Closed GemmaTuron closed 10 months ago
Sure @GemmaTuron I'll start working on it once i resolve the previous model issues. Thanks.
Hello @GemmaTuron The workflow is failing before any changes made https://github.com/ersilia-os/eos2re5/actions
Hi @ZakiaYahya Please do not link the action only but explain what has failed and why. In this case, I would have written: This is a large model (XX GB, please check) that uses xxx models to predict xx properties (please, do some reading on the model you are working on)
Error: The operation was canceled.
Since the model has been in principle updated to S3, we should be able to download the checkpoints from S3 - I will check that
It might also be that the Git LFS quota is over and this is failing, or that the model is too large to remain on the Git Actions cache ?

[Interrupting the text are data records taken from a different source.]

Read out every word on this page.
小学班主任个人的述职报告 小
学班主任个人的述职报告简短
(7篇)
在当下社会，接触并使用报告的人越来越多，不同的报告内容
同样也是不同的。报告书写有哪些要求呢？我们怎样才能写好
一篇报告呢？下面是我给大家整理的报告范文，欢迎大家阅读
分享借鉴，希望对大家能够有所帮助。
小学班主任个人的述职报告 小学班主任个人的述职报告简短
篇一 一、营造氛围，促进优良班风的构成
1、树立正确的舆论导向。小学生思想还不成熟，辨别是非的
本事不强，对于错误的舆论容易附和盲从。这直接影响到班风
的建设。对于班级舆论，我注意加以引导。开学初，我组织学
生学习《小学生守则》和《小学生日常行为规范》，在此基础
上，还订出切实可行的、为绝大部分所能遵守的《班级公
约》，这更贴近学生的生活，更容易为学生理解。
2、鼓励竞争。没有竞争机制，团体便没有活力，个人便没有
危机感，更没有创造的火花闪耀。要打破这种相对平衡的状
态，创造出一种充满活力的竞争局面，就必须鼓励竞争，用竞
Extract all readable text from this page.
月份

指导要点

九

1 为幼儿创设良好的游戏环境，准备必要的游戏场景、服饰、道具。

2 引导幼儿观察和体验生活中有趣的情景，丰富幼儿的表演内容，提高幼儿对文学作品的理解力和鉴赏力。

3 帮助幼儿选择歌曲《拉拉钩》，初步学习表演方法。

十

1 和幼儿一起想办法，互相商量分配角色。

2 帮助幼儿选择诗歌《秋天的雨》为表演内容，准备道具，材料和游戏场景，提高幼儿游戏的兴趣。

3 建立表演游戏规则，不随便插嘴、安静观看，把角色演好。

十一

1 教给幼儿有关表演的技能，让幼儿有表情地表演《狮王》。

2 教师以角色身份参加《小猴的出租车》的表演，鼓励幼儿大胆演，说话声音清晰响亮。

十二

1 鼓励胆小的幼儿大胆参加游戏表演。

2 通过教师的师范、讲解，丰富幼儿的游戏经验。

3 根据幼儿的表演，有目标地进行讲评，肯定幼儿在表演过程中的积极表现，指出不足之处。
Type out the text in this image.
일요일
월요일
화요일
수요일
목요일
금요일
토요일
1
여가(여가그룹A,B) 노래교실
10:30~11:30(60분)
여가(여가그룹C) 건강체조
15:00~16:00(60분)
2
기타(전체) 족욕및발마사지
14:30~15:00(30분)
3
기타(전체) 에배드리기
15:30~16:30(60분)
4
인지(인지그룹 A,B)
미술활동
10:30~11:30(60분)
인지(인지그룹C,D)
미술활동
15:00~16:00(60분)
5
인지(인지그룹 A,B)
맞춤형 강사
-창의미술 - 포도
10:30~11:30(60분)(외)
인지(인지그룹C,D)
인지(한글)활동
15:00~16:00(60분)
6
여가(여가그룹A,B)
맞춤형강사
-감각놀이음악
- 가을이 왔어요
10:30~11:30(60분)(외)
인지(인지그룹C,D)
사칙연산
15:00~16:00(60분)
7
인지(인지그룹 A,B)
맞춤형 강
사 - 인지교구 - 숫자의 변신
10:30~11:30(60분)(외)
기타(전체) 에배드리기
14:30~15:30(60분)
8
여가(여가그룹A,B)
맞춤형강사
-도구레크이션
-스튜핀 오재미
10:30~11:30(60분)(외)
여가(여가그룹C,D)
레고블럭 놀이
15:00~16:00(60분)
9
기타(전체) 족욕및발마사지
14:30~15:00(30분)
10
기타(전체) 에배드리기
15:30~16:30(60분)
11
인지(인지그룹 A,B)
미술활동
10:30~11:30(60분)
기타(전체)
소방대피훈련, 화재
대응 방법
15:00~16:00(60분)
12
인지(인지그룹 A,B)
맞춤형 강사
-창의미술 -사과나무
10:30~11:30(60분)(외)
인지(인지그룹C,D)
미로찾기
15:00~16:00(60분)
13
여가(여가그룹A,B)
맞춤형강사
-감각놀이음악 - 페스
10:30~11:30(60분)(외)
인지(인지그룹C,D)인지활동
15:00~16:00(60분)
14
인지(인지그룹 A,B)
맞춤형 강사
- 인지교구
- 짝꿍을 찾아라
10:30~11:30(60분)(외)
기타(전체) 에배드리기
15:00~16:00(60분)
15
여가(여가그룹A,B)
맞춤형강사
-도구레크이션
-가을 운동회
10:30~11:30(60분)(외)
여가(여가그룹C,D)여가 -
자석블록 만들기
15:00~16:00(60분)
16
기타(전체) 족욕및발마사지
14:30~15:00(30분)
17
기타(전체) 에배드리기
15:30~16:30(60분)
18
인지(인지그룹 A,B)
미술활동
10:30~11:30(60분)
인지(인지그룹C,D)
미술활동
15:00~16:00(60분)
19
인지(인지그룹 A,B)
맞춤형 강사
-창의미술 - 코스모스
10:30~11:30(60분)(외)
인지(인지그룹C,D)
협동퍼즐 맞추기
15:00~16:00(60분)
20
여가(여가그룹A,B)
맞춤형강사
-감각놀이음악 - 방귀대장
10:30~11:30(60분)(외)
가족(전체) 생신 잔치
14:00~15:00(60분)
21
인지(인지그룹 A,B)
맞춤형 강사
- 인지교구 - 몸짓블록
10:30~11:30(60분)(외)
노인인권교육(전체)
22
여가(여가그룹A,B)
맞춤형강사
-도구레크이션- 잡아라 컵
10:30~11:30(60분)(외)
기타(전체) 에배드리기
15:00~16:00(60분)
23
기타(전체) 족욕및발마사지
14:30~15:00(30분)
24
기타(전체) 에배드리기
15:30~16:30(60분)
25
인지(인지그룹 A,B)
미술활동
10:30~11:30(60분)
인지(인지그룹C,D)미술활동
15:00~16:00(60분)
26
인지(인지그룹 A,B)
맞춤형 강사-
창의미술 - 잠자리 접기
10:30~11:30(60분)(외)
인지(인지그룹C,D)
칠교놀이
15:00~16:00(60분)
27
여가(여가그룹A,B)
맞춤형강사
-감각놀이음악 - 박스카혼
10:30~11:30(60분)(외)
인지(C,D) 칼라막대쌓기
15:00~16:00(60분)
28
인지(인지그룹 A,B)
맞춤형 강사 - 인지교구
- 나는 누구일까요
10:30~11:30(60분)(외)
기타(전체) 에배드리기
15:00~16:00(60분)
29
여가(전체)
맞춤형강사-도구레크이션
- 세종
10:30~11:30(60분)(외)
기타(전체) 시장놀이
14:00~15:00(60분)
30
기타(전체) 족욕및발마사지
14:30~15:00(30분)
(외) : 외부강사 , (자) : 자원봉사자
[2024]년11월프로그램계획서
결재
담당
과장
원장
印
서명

In that case, our git lfs quota is not over. Please, since it is the second time you encounter this issue of model size, investigate more on the available memory for Git Actions. And check the S3 bucket to see if there are files missing.
Hello @GemmaTuron Sure, but first let me made PR on it. Just doing the final commits now. After merging i'll dig into the detail all the actions, and will let you know in detail why it's hapening and what we should do to tackle that. Thanks. Plus My internet is causing trouble today, that's why my progress is slow today. Sorry for that.
no problem let me know when the PR is ready for merging
Hello @GemmaTuron I have made PR on it, kindly check it. Thanks.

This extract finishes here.